Mailing list archives

Site index · List index
Message view « Date » · « Thread »
Top « Date » · « Thread »
From Michael Coffey <mcof...@yahoo.com.INVALID>
Subject Re: nutch 1.12 and Solr 5.4.1
Date Wed, 21 Dec 2016 04:41:37 GMT
This should work, shouldn't it? But it is not working. I am using Nutch 1.12 with the recommended
version of Solr (5.4.1) and Hadoop 2.7.2. I haven't changed any Java code, but I get a low-level
Java error when trying to write to the index. Is this not a tested configuration? Based on
web searching, I know that others have had similar problems, going back several months, but
I haven't seen any solutions. I did try a couple of variations on the patch posted for NUTCH-2267
(a slightly different manifestation) and that did not help. I notice that the 2267 patch has
been reverted in the master branch.
I am willing to work on some Java code, if necessary, to help resolve this. At this point,
I don't know what to try next, other than switching to ElasticSearch.

      From: Michael Coffey <mcoffey@yahoo.com.INVALID>
 To: "user@nutch.apache.org" <user@nutch.apache.org>; Furkan KAMACI <furkankamaci@gmail.com>;
Michael Coffey <mcoffey@yahoo.com> 
 Sent: Monday, December 19, 2016 7:13 PM
 Subject: Re: nutch 1.12 and Solr 5.4.1
   
Some additional info: I am using solr.server.type=http, not cloud. I have tried plugins.include
with protocol-http and also with protocol-httpclient.

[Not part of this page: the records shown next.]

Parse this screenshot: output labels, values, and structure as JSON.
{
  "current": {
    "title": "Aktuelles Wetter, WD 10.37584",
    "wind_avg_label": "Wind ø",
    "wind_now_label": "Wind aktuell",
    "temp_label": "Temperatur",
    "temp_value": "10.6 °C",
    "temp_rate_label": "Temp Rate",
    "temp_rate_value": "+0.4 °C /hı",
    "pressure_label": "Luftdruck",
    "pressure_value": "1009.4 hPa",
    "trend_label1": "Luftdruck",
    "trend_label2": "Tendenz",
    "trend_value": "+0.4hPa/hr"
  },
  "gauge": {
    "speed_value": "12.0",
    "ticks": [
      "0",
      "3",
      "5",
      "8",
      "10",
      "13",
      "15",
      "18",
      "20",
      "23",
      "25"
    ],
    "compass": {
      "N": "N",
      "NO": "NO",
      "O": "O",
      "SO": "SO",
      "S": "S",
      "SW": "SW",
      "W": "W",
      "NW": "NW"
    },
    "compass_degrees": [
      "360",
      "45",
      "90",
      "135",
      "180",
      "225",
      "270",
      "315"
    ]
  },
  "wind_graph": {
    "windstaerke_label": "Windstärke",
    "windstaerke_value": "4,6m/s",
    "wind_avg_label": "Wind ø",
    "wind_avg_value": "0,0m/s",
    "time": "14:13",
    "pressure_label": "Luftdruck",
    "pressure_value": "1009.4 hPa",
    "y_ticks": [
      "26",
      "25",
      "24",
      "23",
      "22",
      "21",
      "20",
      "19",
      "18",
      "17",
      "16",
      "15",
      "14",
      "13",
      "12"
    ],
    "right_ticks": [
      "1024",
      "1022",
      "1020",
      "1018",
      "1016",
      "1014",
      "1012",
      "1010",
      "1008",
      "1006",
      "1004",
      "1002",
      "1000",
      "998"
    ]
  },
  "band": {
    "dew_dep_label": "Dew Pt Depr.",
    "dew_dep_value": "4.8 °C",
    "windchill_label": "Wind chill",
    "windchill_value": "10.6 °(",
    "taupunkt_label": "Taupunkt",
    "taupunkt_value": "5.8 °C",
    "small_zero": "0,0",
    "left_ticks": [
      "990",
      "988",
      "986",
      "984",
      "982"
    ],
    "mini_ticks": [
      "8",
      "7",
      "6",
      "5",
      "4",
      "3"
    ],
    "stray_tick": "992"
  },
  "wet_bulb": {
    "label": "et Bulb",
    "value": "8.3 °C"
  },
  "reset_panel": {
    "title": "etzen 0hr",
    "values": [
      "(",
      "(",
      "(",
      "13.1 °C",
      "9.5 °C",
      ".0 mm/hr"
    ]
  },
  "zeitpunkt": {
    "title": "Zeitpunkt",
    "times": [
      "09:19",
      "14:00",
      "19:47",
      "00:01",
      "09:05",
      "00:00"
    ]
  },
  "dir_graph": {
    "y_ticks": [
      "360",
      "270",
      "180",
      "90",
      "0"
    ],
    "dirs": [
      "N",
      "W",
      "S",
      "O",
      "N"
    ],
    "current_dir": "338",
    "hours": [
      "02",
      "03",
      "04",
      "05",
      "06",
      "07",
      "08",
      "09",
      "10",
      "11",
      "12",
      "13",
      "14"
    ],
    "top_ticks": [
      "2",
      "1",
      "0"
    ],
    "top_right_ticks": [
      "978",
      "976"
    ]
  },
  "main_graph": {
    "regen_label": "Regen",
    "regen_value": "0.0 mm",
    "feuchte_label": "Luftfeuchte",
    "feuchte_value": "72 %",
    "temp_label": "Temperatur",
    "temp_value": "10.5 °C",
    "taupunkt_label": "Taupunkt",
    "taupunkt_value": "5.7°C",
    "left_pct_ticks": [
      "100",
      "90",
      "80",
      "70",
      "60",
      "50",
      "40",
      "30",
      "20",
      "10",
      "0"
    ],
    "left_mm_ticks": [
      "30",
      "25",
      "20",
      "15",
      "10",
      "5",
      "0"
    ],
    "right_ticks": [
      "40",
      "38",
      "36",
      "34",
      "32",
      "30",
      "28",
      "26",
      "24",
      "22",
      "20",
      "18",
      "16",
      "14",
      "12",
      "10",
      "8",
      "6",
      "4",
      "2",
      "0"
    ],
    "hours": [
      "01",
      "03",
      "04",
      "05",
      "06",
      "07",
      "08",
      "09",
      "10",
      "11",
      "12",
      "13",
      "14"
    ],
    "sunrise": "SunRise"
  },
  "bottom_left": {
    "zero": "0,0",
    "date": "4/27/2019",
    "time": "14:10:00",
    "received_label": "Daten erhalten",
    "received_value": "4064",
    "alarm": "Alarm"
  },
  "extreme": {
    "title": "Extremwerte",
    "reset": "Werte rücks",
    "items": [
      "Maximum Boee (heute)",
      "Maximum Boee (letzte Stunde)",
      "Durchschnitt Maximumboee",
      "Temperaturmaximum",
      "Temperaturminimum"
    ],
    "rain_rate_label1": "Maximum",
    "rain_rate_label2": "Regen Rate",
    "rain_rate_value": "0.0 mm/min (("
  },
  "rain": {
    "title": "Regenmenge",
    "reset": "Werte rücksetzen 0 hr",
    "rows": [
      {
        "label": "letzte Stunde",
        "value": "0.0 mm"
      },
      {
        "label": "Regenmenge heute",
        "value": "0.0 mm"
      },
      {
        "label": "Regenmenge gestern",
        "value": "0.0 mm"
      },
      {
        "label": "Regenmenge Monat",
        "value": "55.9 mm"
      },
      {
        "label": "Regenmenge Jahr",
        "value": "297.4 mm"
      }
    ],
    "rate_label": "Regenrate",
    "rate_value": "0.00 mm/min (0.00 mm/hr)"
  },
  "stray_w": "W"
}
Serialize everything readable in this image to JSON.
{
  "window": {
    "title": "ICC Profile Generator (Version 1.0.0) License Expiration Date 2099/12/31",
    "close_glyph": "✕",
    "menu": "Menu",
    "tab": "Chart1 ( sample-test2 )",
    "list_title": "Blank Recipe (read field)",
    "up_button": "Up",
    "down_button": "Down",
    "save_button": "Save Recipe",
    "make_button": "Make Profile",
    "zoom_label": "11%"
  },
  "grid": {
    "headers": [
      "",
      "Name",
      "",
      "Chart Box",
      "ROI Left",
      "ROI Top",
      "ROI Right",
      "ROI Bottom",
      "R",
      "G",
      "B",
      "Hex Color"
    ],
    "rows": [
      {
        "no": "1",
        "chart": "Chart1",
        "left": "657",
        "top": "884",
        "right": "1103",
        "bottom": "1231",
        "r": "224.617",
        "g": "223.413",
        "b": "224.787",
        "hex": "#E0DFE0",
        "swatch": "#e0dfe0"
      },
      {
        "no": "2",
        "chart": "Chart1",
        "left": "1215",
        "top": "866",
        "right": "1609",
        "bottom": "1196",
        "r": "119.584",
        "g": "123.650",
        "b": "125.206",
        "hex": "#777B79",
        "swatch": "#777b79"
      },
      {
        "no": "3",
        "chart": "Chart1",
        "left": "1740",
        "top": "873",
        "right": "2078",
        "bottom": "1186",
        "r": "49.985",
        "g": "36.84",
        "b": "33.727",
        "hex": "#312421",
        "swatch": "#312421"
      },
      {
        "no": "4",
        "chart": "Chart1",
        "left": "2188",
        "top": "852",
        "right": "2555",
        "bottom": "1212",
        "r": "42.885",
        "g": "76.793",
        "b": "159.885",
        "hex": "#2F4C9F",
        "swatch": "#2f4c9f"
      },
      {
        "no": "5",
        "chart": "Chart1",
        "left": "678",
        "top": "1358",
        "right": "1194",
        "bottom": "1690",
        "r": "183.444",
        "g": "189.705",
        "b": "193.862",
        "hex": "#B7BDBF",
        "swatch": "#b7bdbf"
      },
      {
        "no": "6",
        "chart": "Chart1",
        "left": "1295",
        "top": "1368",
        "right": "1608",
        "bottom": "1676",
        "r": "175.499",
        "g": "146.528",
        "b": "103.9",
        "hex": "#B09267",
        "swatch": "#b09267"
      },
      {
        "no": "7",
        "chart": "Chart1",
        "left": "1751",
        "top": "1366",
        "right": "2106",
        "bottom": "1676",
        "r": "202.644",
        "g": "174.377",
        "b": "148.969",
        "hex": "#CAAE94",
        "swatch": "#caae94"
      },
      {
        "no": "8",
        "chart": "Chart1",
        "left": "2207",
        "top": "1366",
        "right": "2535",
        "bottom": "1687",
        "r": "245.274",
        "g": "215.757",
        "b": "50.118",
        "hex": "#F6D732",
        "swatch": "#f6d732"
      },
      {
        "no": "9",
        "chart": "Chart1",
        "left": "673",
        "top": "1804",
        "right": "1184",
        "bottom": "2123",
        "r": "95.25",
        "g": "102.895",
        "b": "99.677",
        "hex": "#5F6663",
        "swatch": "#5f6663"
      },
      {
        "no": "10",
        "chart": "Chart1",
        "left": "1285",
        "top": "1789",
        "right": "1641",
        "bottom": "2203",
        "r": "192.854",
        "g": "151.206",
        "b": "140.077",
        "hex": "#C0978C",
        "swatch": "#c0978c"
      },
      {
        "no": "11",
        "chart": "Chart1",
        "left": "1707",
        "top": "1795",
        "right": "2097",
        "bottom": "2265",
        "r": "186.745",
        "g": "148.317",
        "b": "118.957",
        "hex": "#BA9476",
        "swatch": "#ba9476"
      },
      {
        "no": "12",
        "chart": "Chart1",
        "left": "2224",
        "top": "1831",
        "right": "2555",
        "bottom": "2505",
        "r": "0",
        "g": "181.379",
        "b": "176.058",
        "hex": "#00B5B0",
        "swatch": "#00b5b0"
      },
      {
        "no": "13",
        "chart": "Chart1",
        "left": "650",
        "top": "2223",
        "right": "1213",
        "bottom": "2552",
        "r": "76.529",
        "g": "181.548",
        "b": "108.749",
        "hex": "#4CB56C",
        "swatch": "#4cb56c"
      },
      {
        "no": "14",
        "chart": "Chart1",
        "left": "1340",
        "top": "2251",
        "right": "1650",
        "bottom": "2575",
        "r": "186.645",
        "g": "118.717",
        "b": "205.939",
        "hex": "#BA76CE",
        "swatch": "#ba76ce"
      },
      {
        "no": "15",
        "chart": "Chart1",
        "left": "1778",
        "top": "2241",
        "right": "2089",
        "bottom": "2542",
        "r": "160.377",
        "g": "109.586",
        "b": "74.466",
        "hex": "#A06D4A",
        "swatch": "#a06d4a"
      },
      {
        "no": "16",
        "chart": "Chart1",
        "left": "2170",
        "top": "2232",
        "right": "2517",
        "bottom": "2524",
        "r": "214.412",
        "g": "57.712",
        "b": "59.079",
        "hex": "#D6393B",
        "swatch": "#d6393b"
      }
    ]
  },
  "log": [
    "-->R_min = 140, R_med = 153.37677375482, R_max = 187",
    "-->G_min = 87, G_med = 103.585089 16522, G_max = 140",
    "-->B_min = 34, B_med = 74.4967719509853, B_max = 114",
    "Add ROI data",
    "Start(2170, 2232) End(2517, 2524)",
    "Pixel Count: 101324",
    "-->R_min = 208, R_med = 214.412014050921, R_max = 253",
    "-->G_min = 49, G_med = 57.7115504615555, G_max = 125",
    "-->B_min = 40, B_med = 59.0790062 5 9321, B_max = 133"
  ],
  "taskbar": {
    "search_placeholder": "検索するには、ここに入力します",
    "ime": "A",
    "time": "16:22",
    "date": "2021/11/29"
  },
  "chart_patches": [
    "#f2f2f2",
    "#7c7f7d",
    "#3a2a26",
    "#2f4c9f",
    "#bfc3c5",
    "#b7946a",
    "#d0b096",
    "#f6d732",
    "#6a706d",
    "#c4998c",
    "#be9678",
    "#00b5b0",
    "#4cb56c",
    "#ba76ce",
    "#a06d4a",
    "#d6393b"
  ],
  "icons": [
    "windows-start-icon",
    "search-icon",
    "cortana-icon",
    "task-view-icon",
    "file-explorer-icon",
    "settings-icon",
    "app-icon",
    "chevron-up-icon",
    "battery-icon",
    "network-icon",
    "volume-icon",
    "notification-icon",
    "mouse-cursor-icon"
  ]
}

My current settings are listed below.
Also, I am using hadoop 2.7.2, in case that matters.
<property>
  <name>plugin.includes</name>
  <value>protocol-http|urlfilter-regex|parse-(html|tika)|index-(basic|anchor)|indexer-solr|scoring-opic|urlnormalizer-(pass|regex|basic)</value>
</property>

<property>
  <name>solr.server.type</name>
  <value>http</value>
  <description>
    Specifies the SolrServer implementation to use. This is a string value
    of one of the following 'cloud', 'concurrent', 'http' or 'lb'.
    The values represent CloudSolrServer, ConcurrentUpdateSolrServer, 
    HttpSolrServer or LBHttpSolrServer respectively.
  </description>
</property>

<property>
  <name>solr.server.url</name>
  <value>http://solr5-00:8983/solr/nutch-0</value>
  <description>
      Defines the Solr URL into which data should be indexed using the
      indexer-solr plugin.
  </description>
</property>

      From: Michael Coffey <mcoffey@yahoo.com.INVALID>
 To: Furkan KAMACI <furkankamaci@gmail.com>; "user@nutch.apache.org" <user@nutch.apache.org>

 Sent: Monday, December 19, 2016 5:10 PM
 Subject: Re: nutch 1.12 and Solr 5.4.1
  
I'm not sure how to do that. According to a find command, I have more than one solrj on the
nutch machine../hadass/apache-nutch-1.12/runtime/local/plugins/indexer-solr/solr-solrj-5.4.1.jar./hadass/apache-nutch-1.12/build/plugins/indexer-solr/solr-solrj-5.4.1.jar./.ivy2/cache/org.apache.solr/solr-solrj./.ivy2/cache/org.apache.solr/solr-solrj/jars/solr-solrj-5.4.1.jar./.ivy2/cache/org.apache.solr/solr-solrj/jars/solr-solrj-4.6.0.jar On
the solr machine, I have./solr-5.4.1/dist/solrj-lib
./solr-5.4.1/server/solr-webapp/webapp/WEB-INF/lib/solr-solrj-5.4.1.jar
./solr-5.4.1/docs/solr-solrj
./solr-5.4.1/docs/solr-solrj/org/apache/solr/client/solrj
./solr-5.4.1/docs/solr-core/org/apache/solr/client/solrj

Should I make the change to SolrUtils.java, mentioned in https://issues.apache.org/jira/browse/NUTCH-2267
Lewis and Stephen might know about this.

      From: Furkan KAMACI <furkankamaci@gmail.com>
 To: Michael Coffey <mcoffey@yahoo.com>; user@nutch.apache.org 
 Sent: Monday, December 19, 2016 4:13 PM
 Subject: Re: nutch 1.12 and Solr 5.4.1
  
Hi Michael,
Could you check the version of solrj at your Nutch and compare it with version of Solr at
your server?
Kind Regards,Furkan KAMACI
On Dec 20, 2016 1:01 AM, "Michael Coffey" <mcoffey@yahoo.com.invalid> wrote:

What is the recommended fix (or workaround) for the "bad return type" error related to "Type
'org/apache/http/impl/client/ DefaultHttpClient' (current frame, stack[0]) is not assignable
to 'org/apache/http/impl/client/ CloseableHttpClient'"
It seems that switching to different versions of Solr has not helped (6.3.0, 5.5.3, 5.4.1).
FWIW, I have same version of Java on both machines.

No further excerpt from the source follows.